New York’s 278 licensed adult use cannabis cultivators have not had an easy time the past year, and at least three have already exited the market, said Tess Interlicchia, the owner of Grateful Valley Farm.
“They’re really suffering pretty badly,” Interlicchia said of the New York marijuana farmers overall. “Two folks that I know of already lost their farms, and one relocated out of state. A lot of people are taking on investors … but then they’re not calling the shots anymore.”
Interlicchia said that the vast majority of cannabis farmers are still sitting on their harvests from last year, unable to sell crops or get paid for biomass that flower was converted into, primarily because of a lack of legal retail options – there are just 23 licensed dispensaries now operational, with a backup of 22 farmers markets, that are attempting to sell more than half a million pounds of cannabis from last year’s harvest.
That’s led her – and many others – to return to the grind of day jobs in order to pay bills and feed their families until the cannabis market actually takes off.
For her part, Interlicchia accepted a job in the student services department at Cornell University, she said, which is an hour-and-15-minute commute from her farm, yet another burden she’s shouldering for now with the hopes that the marijuana market will turn around.
“The top 15-20% are doing ok,” Interlicchia said of the 278 farmers. “Everyone else has at least another job.”
Interlicchia was one of several dozen industry stakeholders who spoke forcefully at the latest Cannabis Control Board meeting on Sept. 12 about flaws in the market rollout that have left her and many other entrepreneurs reportedly facing financial ruin.
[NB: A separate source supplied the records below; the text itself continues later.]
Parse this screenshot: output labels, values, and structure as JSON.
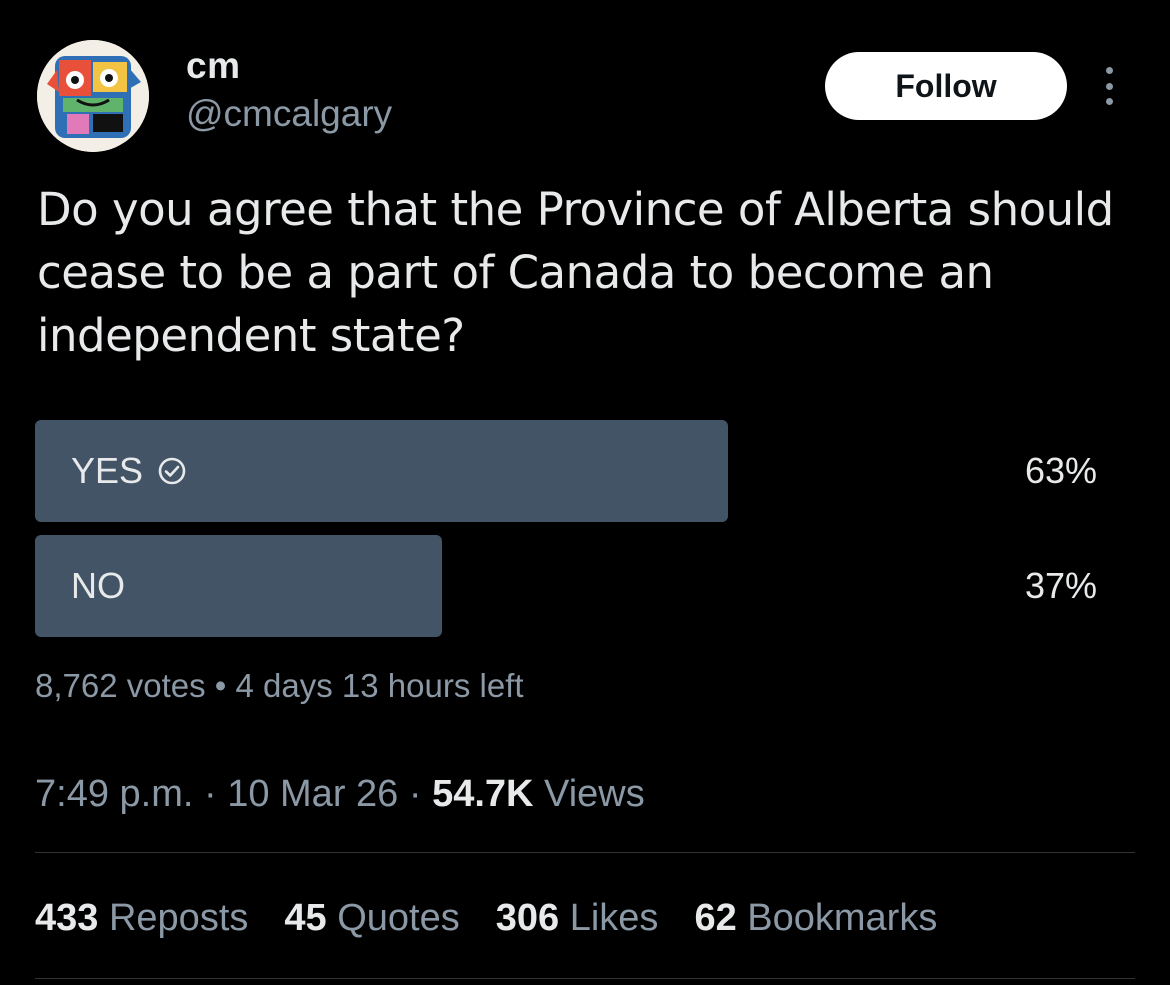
{
  "author": {
    "display_name": "cm",
    "handle": "@cmcalgary"
  },
  "actions": {
    "follow_label": "Follow"
  },
  "tweet": {
    "text": "Do you agree that the Province of Alberta should cease to be a part of Canada to become an independent state?"
  },
  "poll": {
    "options": [
      {
        "label": "YES",
        "percent_text": "63%",
        "percent": 63,
        "selected": true
      },
      {
        "label": "NO",
        "percent_text": "37%",
        "percent": 37,
        "selected": false
      }
    ],
    "votes": "8,762 votes",
    "separator": " • ",
    "time_left": "4 days 13 hours left"
  },
  "meta": {
    "time": "7:49 p.m.",
    "date": "10 Mar 26",
    "views_count": "54.7K",
    "views_label": "Views",
    "separator": " · "
  },
  "stats": [
    {
      "count": "433",
      "label": "Reposts"
    },
    {
      "count": "45",
      "label": "Quotes"
    },
    {
      "count": "306",
      "label": "Likes"
    },
    {
      "count": "62",
      "label": "Bookmarks"
    }
  ],
  "colors": {
    "background": "#000000",
    "text_primary": "#e7e9ea",
    "text_secondary": "#8b98a5",
    "poll_bar": "#435466",
    "follow_button_bg": "#ffffff",
    "divider": "#2f3336"
  },
  "icons": {
    "selected_check": "check-circle-icon",
    "more": "more-vertical-icon"
  }
}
She said she’s been too broke to take advantage of any of the farmers markets – which she estimated would cost her another $20,000 for lab testing and product packaging in order to participate. That’s money that Interlicchia simply doesn’t have.
That financial barrier to the farmers markets is why, she said, only about 70 of the 278 have been able to participate, according to numbers shared by the Office of Cannabis Management last week.
Interlicchia isn’t even sure at this point she’ll have the money to comply with the state’s new track-and-trace system, with which all farmers have to be compliant by Nov. 1, she said. She estimated the up-front costs to be at least $2,500, with another $500-$1,000 a month in ongoing expenses.
All of which has Interlicchia wondering whether she truly wants to stick it out in cannabis, a musing she knows is shared by other struggling New York farmers.
“I’m hanging in there. It’s really day to day,” Interlicchia said. “It’s tempting. Trust me. There are definitely some fantasies about, ‘Who wants to buy this place?’ … I’m not ready to exit yet. I definitely have to put my energies toward being a provider and bringing (in money).”